La dimension critique du réseau

Revue d’art depuis 2006

Le design objet des paysages dessinés de Frédéric Messager

Frédéric Messager expose dans cet espace singulier qu’est la Borne qui tourne dans les villes de la région Centre et dans le nouvel espace de l’association du Pays Où le Ciel est Toujours Bleu à Orléans une double proposition de dessins « précaires », organisés en volumes qu’il réunit sous l’appellation « en l’état ».

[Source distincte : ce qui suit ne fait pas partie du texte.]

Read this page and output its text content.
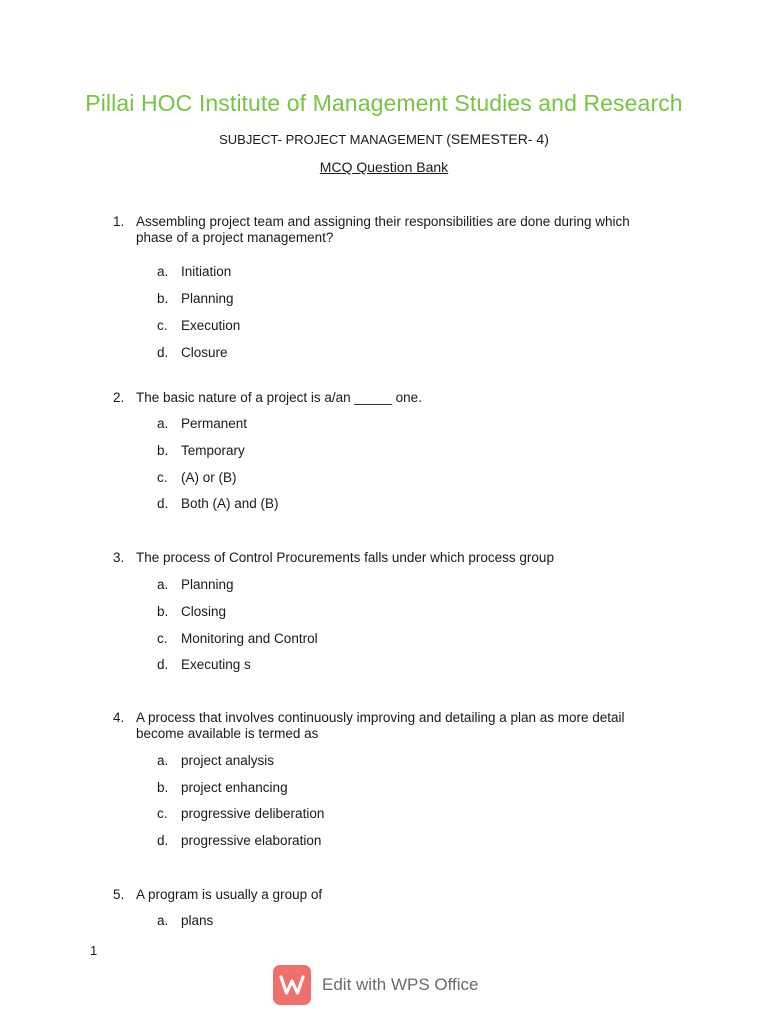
Pillai HOC Institute of Management Studies and Research
SUBJECT- PROJECT MANAGEMENT (SEMESTER- 4)
MCQ Question Bank
1. Assembling project team and assigning their responsibilities are done during which phase of a project management?
a. Initiation
b. Planning
c. Execution
d. Closure
2. The basic nature of a project is a/an _____ one.
a. Permanent
b. Temporary
c. (A) or (B)
d. Both (A) and (B)
3. The process of Control Procurements falls under which process group
a. Planning
b. Closing
c. Monitoring and Control
d. Executing s
4. A process that involves continuously improving and detailing a plan as more detail become available is termed as
a. project analysis
b. project enhancing
c. progressive deliberation
d. progressive elaboration
5. A program is usually a group of
a. plans
1
Edit with WPS Office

Si on les redéployait ces œuvres denses apparaitraient comme de longs rubans de papier, certains de plusieurs mètres, recouverts de dessins sur leurs deux faces. Les motifs méticuleusement tracés , graffés en noir et blanc ou développés en hautes couleurs entrent en dialogue par la multiplication des opérations manuelles que l’artiste fait subir au support.

Les papiers sont pliés, déchirés, contraints de garder la forme temporaire par des pinces ou des tenseurs qui ne se cachent pas. Ce n’est qu’au second regard que l’on prend conscience de ces traitements moins iconoclastes qu’il n’y paraît. Jamais les gestes opérés ne semblent relever d’une vraie violence , reproche-t-on au potier de travailler sa terre ?

Grâce à cette énergie à l’œuvre, de nouveaux équilibres se font jour sous l’action de cet « arpenteur attentif » comme le revendiquait une de ses expositions personnelles : traits et couleurs éclatent sous nos yeux et dynmaisent les formes qui semblent avoir subi quelque soulèvement géologique.

La Borne est un mobilier urbain conçu par l’architecte Bertrand Penneron pour rendre l’art visible au grand public qui ne fréquente pas galeries, musées ou centres d’art. Dans le container actuellement installé devant le théâtre d’Orléans la distance rend ces sculptures dessinées plus organiques. Dans le sous-sol du nouveau lieu de l’association POCTB notre regard voyage à l’aise dans les infractuosités minutieusement scriptées, une sensualité semble sourdre des multiples couches de papier, nous incitant à retrouver le geste initial surgi de l’atelier.

Bien qu’il puisse apparaître simple et pour tout dire fait de main d’homme, pour ne pas dire bricolé, ce travail ludique relève d’une vraie maîtrise qui refonde nos habitudes de lecture du dessin devenu objet de paysage, attitude tout à fait contemporaine qui rend cette pratique si riche de nos jours.